Ronald Tannur Klaim Tak Tahu Tawaran Uang Damai Kasus Kematian Dini Sera Afrianti
Ronald Tannur, terpidana kasus kematian Dini Sera Afrianti, membantah mengetahui adanya tawaran uang damai dari penasihat hukumnya kepada keluarga korban, mengungkapkan versi berbeda terkait penyebab kematian Dini.
Sidang kasus dugaan suap dan gratifikasi terhadap tiga hakim Pengadilan Negeri Surabaya kembali digelar di Pengadilan Tipikor Jakarta pada Selasa. Dalam persidangan tersebut, terpidana Gregorius Ronald Tannur memberikan kesaksian mengejutkan. Ia mengaku tidak mengetahui adanya tawaran uang damai dari penasihat hukumnya, Lisa Rachmat, kepada keluarga Dini Sera Afrianti, korban yang meninggal dalam kasus yang melibatkan Ronald.
Ronald menyatakan tidak ada koordinasi atau komunikasi antara dirinya dengan keluarga korban selama proses hukum. "Saya hanya meminta maaf dan mencium kaki Ibu Dini ketika di Polrestabes Surabaya," ujar Ronald. Ia menegaskan bahwa permintaan maaf tersebut dilandasi rasa bersalah atas kerugian yang ditimbulkan, bukan karena tindakan spesifik terhadap Dini.
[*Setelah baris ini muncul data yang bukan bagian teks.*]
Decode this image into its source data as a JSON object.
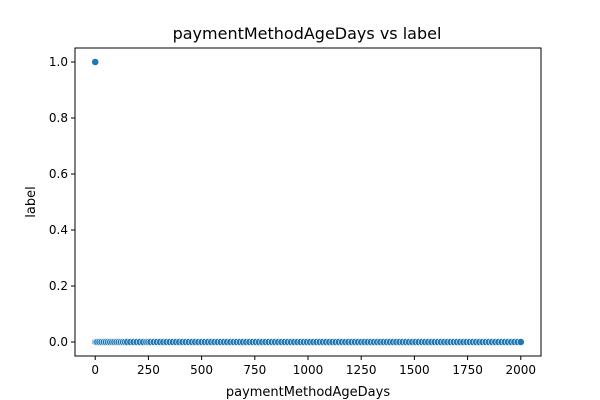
{
  "chart_data": {
    "type": "scatter",
    "title": "paymentMethodAgeDays vs label",
    "xlabel": "paymentMethodAgeDays",
    "ylabel": "label",
    "xlim": [
      -95,
      2095
    ],
    "ylim": [
      -0.05,
      1.05
    ],
    "xticks": [
      0,
      250,
      500,
      750,
      1000,
      1250,
      1500,
      1750,
      2000
    ],
    "xtick_labels": [
      "0",
      "250",
      "500",
      "750",
      "1000",
      "1250",
      "1500",
      "1750",
      "2000"
    ],
    "yticks": [
      0.0,
      0.2,
      0.4,
      0.6,
      0.8,
      1.0
    ],
    "ytick_labels": [
      "0.0",
      "0.2",
      "0.4",
      "0.6",
      "0.8",
      "1.0"
    ],
    "grid": false,
    "marker_color": "#1f77b4",
    "series": [
      {
        "x": [
          0,
          0,
          5,
          10,
          20,
          30,
          40,
          50,
          60,
          70,
          80,
          90,
          100,
          110,
          120,
          130,
          140,
          150,
          165,
          180,
          195,
          210,
          225,
          240,
          250,
          260,
          275,
          290,
          305,
          320,
          335,
          350,
          365,
          380,
          395,
          410,
          425,
          440,
          455,
          470,
          485,
          500,
          515,
          530,
          545,
          560,
          575,
          590,
          605,
          620,
          635,
          650,
          665,
          680,
          695,
          710,
          725,
          740,
          755,
          770,
          785,
          800,
          815,
          830,
          845,
          860,
          875,
          890,
          905,
          920,
          935,
          950,
          965,
          980,
          995,
          1010,
          1025,
          1040,
          1055,
          1070,
          1085,
          1100,
          1115,
          1130,
          1145,
          1160,
          1175,
          1190,
          1205,
          1220,
          1235,
          1250,
          1265,
          1280,
          1295,
          1310,
          1325,
          1340,
          1355,
          1370,
          1385,
          1400,
          1415,
          1430,
          1445,
          1460,
          1475,
          1490,
          1505,
          1520,
          1535,
          1550,
          1565,
          1580,
          1595,
          1610,
          1625,
          1640,
          1655,
          1670,
          1685,
          1700,
          1715,
          1730,
          1745,
          1760,
          1775,
          1790,
          1805,
          1820,
          1835,
          1850,
          1865,
          1880,
          1895,
          1910,
          1925,
          1940,
          1955,
          1970,
          1985,
          2000
        ],
        "y": [
          1,
          0,
          0,
          0,
          0,
          0,
          0,
          0,
          0,
          0,
          0,
          0,
          0,
          0,
          0,
          0,
          0,
          0,
          0,
          0,
          0,
          0,
          0,
          0,
          0,
          0,
          0,
          0,
          0,
          0,
          0,
          0,
          0,
          0,
          0,
          0,
          0,
          0,
          0,
          0,
          0,
          0,
          0,
          0,
          0,
          0,
          0,
          0,
          0,
          0,
          0,
          0,
          0,
          0,
          0,
          0,
          0,
          0,
          0,
          0,
          0,
          0,
          0,
          0,
          0,
          0,
          0,
          0,
          0,
          0,
          0,
          0,
          0,
          0,
          0,
          0,
          0,
          0,
          0,
          0,
          0,
          0,
          0,
          0,
          0,
          0,
          0,
          0,
          0,
          0,
          0,
          0,
          0,
          0,
          0,
          0,
          0,
          0,
          0,
          0,
          0,
          0,
          0,
          0,
          0,
          0,
          0,
          0,
          0,
          0,
          0,
          0,
          0,
          0,
          0,
          0,
          0,
          0,
          0,
          0,
          0,
          0,
          0,
          0,
          0,
          0,
          0,
          0,
          0,
          0,
          0,
          0,
          0,
          0,
          0,
          0,
          0,
          0,
          0,
          0,
          0,
          0
        ]
      }
    ]
  }
}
Meskipun demikian, Ronald mengakui pernah menyiapkan tiket pesawat untuk orang tua dan kakak Dini saat menjalani proses hukum di Polrestabes Surabaya. Pernyataan ini menimbulkan pertanyaan lebih lanjut mengenai hubungan dan komunikasi yang sebenarnya terjadi antara Ronald dan keluarga korban.
Kesaksian Ronald Tannur dan Dugaan Suap
Dalam kesaksiannya, Ronald Tannur juga menjelaskan peristiwa malam kematian Dini. Ia mengatakan bahwa dirinya dan Dini sedang mabuk setelah mengonsumsi alkohol. "Jadi sepertinya Dini meninggal karena asam lambungnya naik setelah minum alkohol itu," ungkap Ronald. Pernyataan ini menjadi bagian penting dari kasus ini, mengingat penyebab kematian Dini masih menjadi perdebatan.
Kesaksian Ronald Tannur diberikan dalam sidang tiga hakim nonaktif PN Surabaya, Erintuah Damanik, Heru Hanindyo, dan Mangapul. Ketiga hakim tersebut didakwa menerima suap sebesar Rp4,67 miliar dan gratifikasi dalam kasus yang menyebabkan Ronald Tannur divonis bebas pada tahun 2024. Rincian suap tersebut meliputi uang tunai dan transfer senilai Rp1 miliar dan 308 ribu dolar Singapura.
Uang tersebut diterima secara bertahap oleh ketiga hakim dari Ibu Ronald, Meirizka Widjaja Tannur, dan Lisa Rachmat. Pembagiannya bervariasi, dengan jumlah yang berbeda diterima oleh masing-masing hakim. Ketiga terdakwa diduga mengetahui bahwa uang tersebut bertujuan untuk membebaskan Ronald Tannur dari seluruh dakwaan.
Gratifikasi dan Tindakan Hukum
Selain suap, ketiga hakim juga diduga menerima gratifikasi dalam bentuk uang rupiah dan mata uang asing lainnya, seperti dolar Singapura, ringgit Malaysia, yen Jepang, euro, dan riyal Saudi. Tindakan para terdakwa ini diatur dan diancam pidana dalam beberapa pasal UU Nomor 31 Tahun 1999 tentang Pemberantasan Tindak Pidana Korupsi sebagaimana diubah dengan UU Nomor 20 Tahun 2001.
Pernyataan Ronald Tannur yang membantah mengetahui tawaran uang damai kepada keluarga Dini menimbulkan pertanyaan baru dan akan menjadi pertimbangan penting dalam proses persidangan. Kasus ini menyoroti kompleksitas hukum dan etika dalam sistem peradilan, serta pentingnya transparansi dan akuntabilitas dalam proses penegakan hukum.
Sidang kasus ini masih berlanjut, dan diharapkan akan memberikan kejelasan lebih lanjut mengenai peran masing-masing pihak yang terlibat, termasuk peran Ronald Tannur dalam kasus kematian Dini dan dugaan suap yang melibatkan tiga hakim PN Surabaya. Publik menantikan perkembangan selanjutnya dan berharap keadilan akan ditegakkan.